DJ Moore knew what he was headed when the Bears traded for him in March 2023 — it was where, as Muhsin Muhammad once said, “receivers go to die.”
“I heard that coming here,” he said Wednesday. “I wasn’t paying it no mind. I was like, ‘Shoot, I’m still young. Maybe when they was all older, they was dying off.’”
Moore struck a blow against that narrative in his lone season with the Bears. His 96 catches last year were the Bears’ most since Allen Robinson in 2020. His 1,364 receiving yards were the fourth-most in team history, only 144 shy of Brandon Marshall’s franchise record.
“When I got here, (the narrative) was a thing,” he said. “And then when the season was progressing the way it was, I was just like, ‘Yeah, we can throw that out the window now.'”

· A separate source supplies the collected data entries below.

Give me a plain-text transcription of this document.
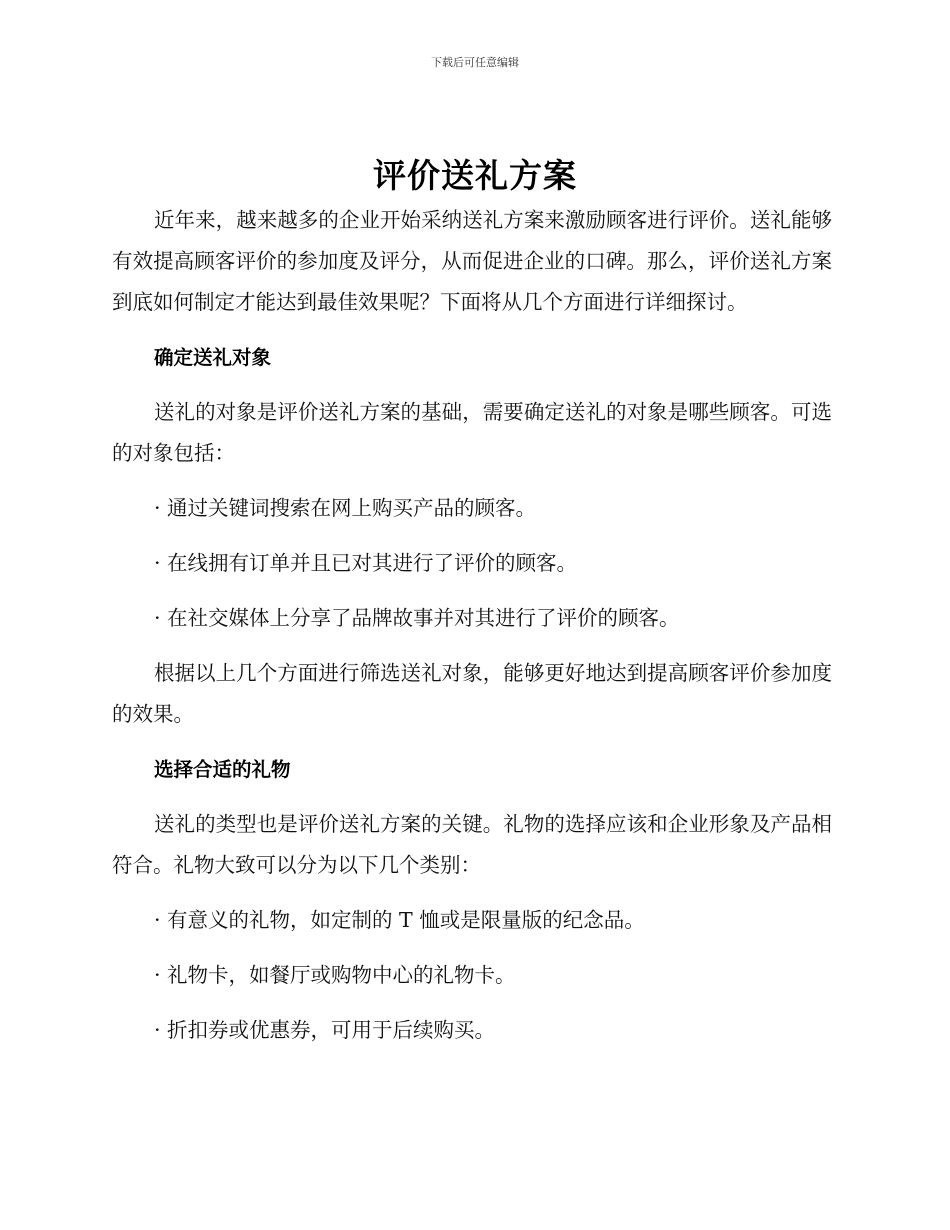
下载后可任意编辑
评价送礼方案

近年来，越来越多的企业开始采纳送礼方案来激励顾客进行评价。送礼能够有效提高顾客评价的参加度及评分，从而促进企业的口碑。那么，评价送礼方案到底如何制定才能达到最佳效果呢？下面将从几个方面进行详细探讨。

确定送礼对象

送礼的对象是评价送礼方案的基础，需要确定送礼的对象是哪些顾客。可选的对象包括：

· 通过关键词搜索在网上购买产品的顾客。

· 在线拥有订单并且已对其进行了评价的顾客。

· 在社交媒体上分享了品牌故事并对其进行了评价的顾客。

根据以上几个方面进行筛选送礼对象，能够更好地达到提高顾客评价参加度的效果。

选择合适的礼物

送礼的类型也是评价送礼方案的关键。礼物的选择应该和企业形象及产品相符合。礼物大致可以分为以下几个类别：

· 有意义的礼物，如定制的 T 恤或是限量版的纪念品。

· 礼物卡，如餐厅或购物中心的礼物卡。

· 折扣券或优惠券，可用于后续购买。
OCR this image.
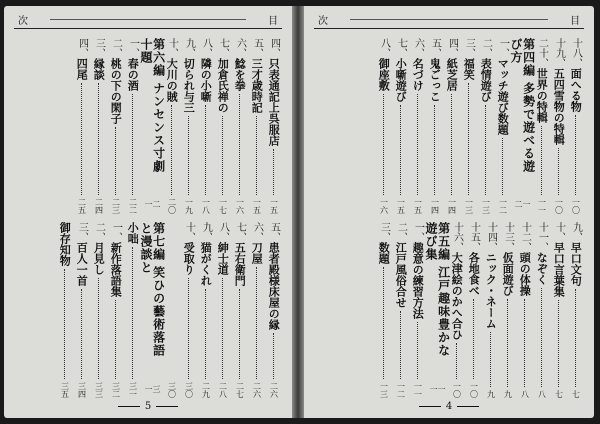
次	目
四、
只表通記上呉服店
一五
五、
三才歳時記
一五
六、
鯰を拳
一六
七、
加倉氏禅の
一七
八、
隣の小噺
一八
九、
切られ与三
一九
十、
大川の賊
二〇
第六編 ナンセンス寸劇十題
二一
一、
春の酒
二二
二、
桃の下の閑子
二三
三、
縁談
二四
四、
四尾
二五
五、
患者殿様床屋の縁
二六
六、
刀屋
二六
七、
五右衛門
二七
八、
紳士道
二八
九、
猫がくれ
二九
十、
受取り
三〇
三〇
第七編 笑ひの藝術落語と漫談と
三一
小咄
三一
一、
新作落語集
三二
二、
月見し
三三
三、
百人一首
三四
御存知物
三五
5
次	目
十八、
面へる物
一〇
十九、
五四雪物の特輯
一〇
二十、
世界の特輯
一一
第四編 多勢で遊べる遊び方
一二
一、
マッチ遊び数題
一二
二、
表情遊び
一三
三、
福笑
一三
四、
紙芝居
一四
五、
鬼ごっこ
一四
六、
名づけ
一五
七、
小噺遊び
一五
八、
御座敷
一六
九、
早口文句
七
十、
早口言葉集
七
十一、
なぞく
八
十二、
頭の体操
八
十三、
仮面遊び
九
十四、
ニック・ネーム
九
十五、
各地食べ
一〇
十六、
大津絵のかへ合ひ
一〇
第五編 江戸趣味豊かな遊び集
一一
一、
趣意の練習方法
一一
二、
江戸風俗合せ
一二
三、
数題
一三
4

Moore said he “outplayed" the contract he signed with the Panthers. The Bears agreed. Tuesday night, they have him a four-year, $110 million extension to keep him with the team through 2029.
The Bears had two years until his original deal ran out but wanted to get ahead of an increasingly expensive wide receiver market. Moore was thrilled to get added stability; his $27.5 million per season salary is the largest the Bears have ever handed out.
The result was a far cry from March 2023, when Moore was taken aback by the Panthers’ decision to package him and future picks — one of which became No. 1 overall pick Caleb Williams — for the first pick in the 2023 draft. He and his family had just bought a house in the Charlotte area.
The Bears made Moore an offer over the weekend. His agent Drew Rosenhaus flew to Chicago and attended the Bears’ open practice Tuesday before starting negotiations in person. Moore had to leave the Bears’ walk-through Tuesday evening to sit in on the meetings.
When he signed the deal, his teammates threw an impromptu party in the locker room.
“That was probably the 'turnt'-est locker room I’ve ever been a part of,” he said. “It was going berserk when everybody got back to their phones and seen what happened.”
Moore has already begun recruiting fellow receiver Keenan Allen, who has a year left on his own deal, to work out an extension.
“I was like, ‘Man, listen, what’s your (price)? Let’s get it done,’” Moore said with a smile.